As propostas que Manuel Pizarro, ministro da Saúde, apresentou ao fim de 14 meses de infrutíferas negociações não foram apenas rejeitadas pelas estruturas sindicais dos médicos. A enorme adesão à greve nacional de dois dias (5 e 6 de Julho), convocada pela Federação Nacional dos Médicos (FNAM), comprovam a rejeição total do pacote de medidas do Governo PS.
Ao final do dia de ontem, «a adesão geral em todos os serviços de saúde que não estão abrangidos pelos serviços mínimos – que cumprimos escrupulosamente – rondava os 90%, com 95% nos blocos operatórios», informa a FNAM: nos «Cuidados de Saúde Primários – quer nas Unidades de Cuidados de Saúde Personalizados, que nas Unidades de Saúde Familiar – a adesão também foi de 100%».
A federação sindical destaca ainda a adesão total dos médicos internos. «Estes números reforçam a nossa convicção sobre a justiça de integrar os médicos internos no primeiro escalão da carreira médica». No caso dos médicos hospitalares, a greve rondou os 90%.
Ao final da tarde de dia 6 de Julho, os dados de adesão à greve são esclarecedores: 95% de todos os médicos do SNS em Portugal participaram em pelo menos um dos dias de greve.
São dezenas de milhares de profissionais «insatisfeitos», «abandonados», «esquecidos», mas muito mobilizados na luta pela valorização das suas carreiras e na melhoria das condições do Serviço Nacional de Saúde (SNS). As intenções de Manuel Pizarro parecem, por isso, ter caído por terra: os médicos não caíram na armadilha montada pelo Governo PS.
FNAM identifica 10 pontos irreconciliáveis em relação à proposta do Ministério da Saúde
O que Manuel Pizarro propõe não é aquilo de que os médicos precisam. Muito pelo contrário. De acordo com a FNAM, o pacote de medidas apresentado à pressa (no último dia de negociações) para tentar boicotar a greve dos médicos, traz, encapotado, um agravar das condições de trabalho para os médicos do SNS.
O Ministério da Saúde, explica a federação, quer aumentar o limite das horas extraordinárias trabalhadas para as 350 horas por ano, «valores medievais, completamente contrários às boas práticas dos países de referência»: é um aumento de 200 horas extraordinárias em relação ao que acontece nos dias de hoje.
Neste novo regime de trabalho, o ministro quer que os médicos hospitalares que não façam serviço de urgência, «em virtude da sua especialidade ou idade», sejam obrigados a trabalhar um sábado por mês, uma medida que os médicos consideram «discricionária e inaceitável».
A dedicação exclusiva que o Governo PS propõe é, também, alvo de grandes críticas: «a FNAM não abre mão de uma dedicação que seja exclusiva mas opcional e devidamente majorada». Não é o caso.
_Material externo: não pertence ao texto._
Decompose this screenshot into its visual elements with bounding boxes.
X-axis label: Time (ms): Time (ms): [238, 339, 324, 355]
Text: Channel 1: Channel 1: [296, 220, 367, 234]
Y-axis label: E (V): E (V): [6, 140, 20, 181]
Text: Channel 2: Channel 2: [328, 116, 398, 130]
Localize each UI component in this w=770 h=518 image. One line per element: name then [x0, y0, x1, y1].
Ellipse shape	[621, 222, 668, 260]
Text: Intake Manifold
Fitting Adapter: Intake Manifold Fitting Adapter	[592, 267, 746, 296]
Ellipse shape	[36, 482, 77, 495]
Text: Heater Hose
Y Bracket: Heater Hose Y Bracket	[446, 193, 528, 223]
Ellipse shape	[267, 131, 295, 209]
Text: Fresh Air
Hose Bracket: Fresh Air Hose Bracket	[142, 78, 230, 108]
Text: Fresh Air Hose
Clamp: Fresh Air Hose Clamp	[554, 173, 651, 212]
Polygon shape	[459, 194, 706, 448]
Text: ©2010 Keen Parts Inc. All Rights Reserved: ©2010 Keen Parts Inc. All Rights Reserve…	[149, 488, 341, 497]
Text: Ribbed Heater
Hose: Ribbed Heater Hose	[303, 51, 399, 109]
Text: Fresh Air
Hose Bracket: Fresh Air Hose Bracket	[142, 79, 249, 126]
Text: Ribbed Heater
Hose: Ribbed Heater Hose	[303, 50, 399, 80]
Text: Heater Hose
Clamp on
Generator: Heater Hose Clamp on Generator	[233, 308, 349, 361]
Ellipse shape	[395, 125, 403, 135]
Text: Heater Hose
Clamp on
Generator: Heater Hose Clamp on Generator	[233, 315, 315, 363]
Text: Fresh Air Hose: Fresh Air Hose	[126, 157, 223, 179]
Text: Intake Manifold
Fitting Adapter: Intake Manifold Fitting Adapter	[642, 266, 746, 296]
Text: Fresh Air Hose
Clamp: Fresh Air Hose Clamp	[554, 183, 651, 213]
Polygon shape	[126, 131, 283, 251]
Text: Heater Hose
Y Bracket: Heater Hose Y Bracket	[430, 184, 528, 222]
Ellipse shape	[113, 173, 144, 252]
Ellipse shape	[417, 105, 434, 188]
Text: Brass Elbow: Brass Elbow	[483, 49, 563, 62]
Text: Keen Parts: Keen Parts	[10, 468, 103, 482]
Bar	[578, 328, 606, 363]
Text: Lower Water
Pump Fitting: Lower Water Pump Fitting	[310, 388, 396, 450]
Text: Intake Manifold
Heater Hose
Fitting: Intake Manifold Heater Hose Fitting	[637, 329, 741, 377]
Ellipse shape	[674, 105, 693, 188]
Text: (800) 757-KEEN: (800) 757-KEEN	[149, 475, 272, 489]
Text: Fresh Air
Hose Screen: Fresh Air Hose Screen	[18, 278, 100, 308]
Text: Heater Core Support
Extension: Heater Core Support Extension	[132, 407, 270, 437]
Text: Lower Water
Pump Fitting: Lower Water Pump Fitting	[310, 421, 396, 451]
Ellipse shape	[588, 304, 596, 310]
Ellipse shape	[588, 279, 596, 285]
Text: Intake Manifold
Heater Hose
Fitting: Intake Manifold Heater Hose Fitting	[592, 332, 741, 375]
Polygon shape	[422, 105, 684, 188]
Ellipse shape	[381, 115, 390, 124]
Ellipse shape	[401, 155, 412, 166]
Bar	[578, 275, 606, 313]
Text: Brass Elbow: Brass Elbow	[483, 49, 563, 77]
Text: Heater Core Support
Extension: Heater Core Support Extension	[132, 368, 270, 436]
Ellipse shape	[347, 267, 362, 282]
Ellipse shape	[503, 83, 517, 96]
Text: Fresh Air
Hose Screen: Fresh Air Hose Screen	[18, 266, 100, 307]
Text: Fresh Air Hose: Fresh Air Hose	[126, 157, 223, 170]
Os aumentos salariais ficam-se por valores entre os 18 e os 145 euros (para a maioria, o aumento fica-se pelos 30/40 euros).
Médicas obstetras do Hospital CUF Descobertas denunciam falta de médicos no sector privado
Por decisão do Ministério da Saúde, opção da maioria do Partido Socialista, as grávidas «de baixo risco» (partos menos complicados e também menos onerosos) estão a ser enviadas do Hospital Santa Maria para hospitais privados, decisão que, defende a FNAM, resulta de «um conjunto de más decisões por parte do Conselho de Administração».
O facto de as escalas estarem reduzidas a três obstetras, quando deveriam ser cinco, motivou a decisão de redireccionar pacientes para hospitais privados (encerrando o serviço no Santa Maria em Agosto). Num grupo de whatsapp privado, duas obstetras da CUF Descobertas, denunciam as mesmas carências na instituição privada de saúde.
Uma portaria de 2014 determina que as unidades que «recebam grávidas com mais de 32 semanas de gestação» tenham, obrigatoriamente, a presença física, por turno, de três obstetras.
As declarações de António Costa espelham os verdadeiros objectivos do Governo PS para o SNS. À afirmação grosseira de que não é do «Sindicato dos Médicos», é, sim, «do Sindicato dos portugueses», os médicos responderam com uma adesão massiva à greve da FNAM, demonstrando que, contra os ataques do Governo PS, existe «uma maioria que luta pelo SNS» e que dele não abdica.
Estas afirmação não mostram apenas desprezo pelos médicos e a sua exaustão: mostra «desprezo também pelos 1,7 milhões de cidadãos sem médico de família, as pessoas que esperam meses ou anos por consultas ou cirurgias, as grávidas que são desviadas como peças de um jogo de tabuleiro».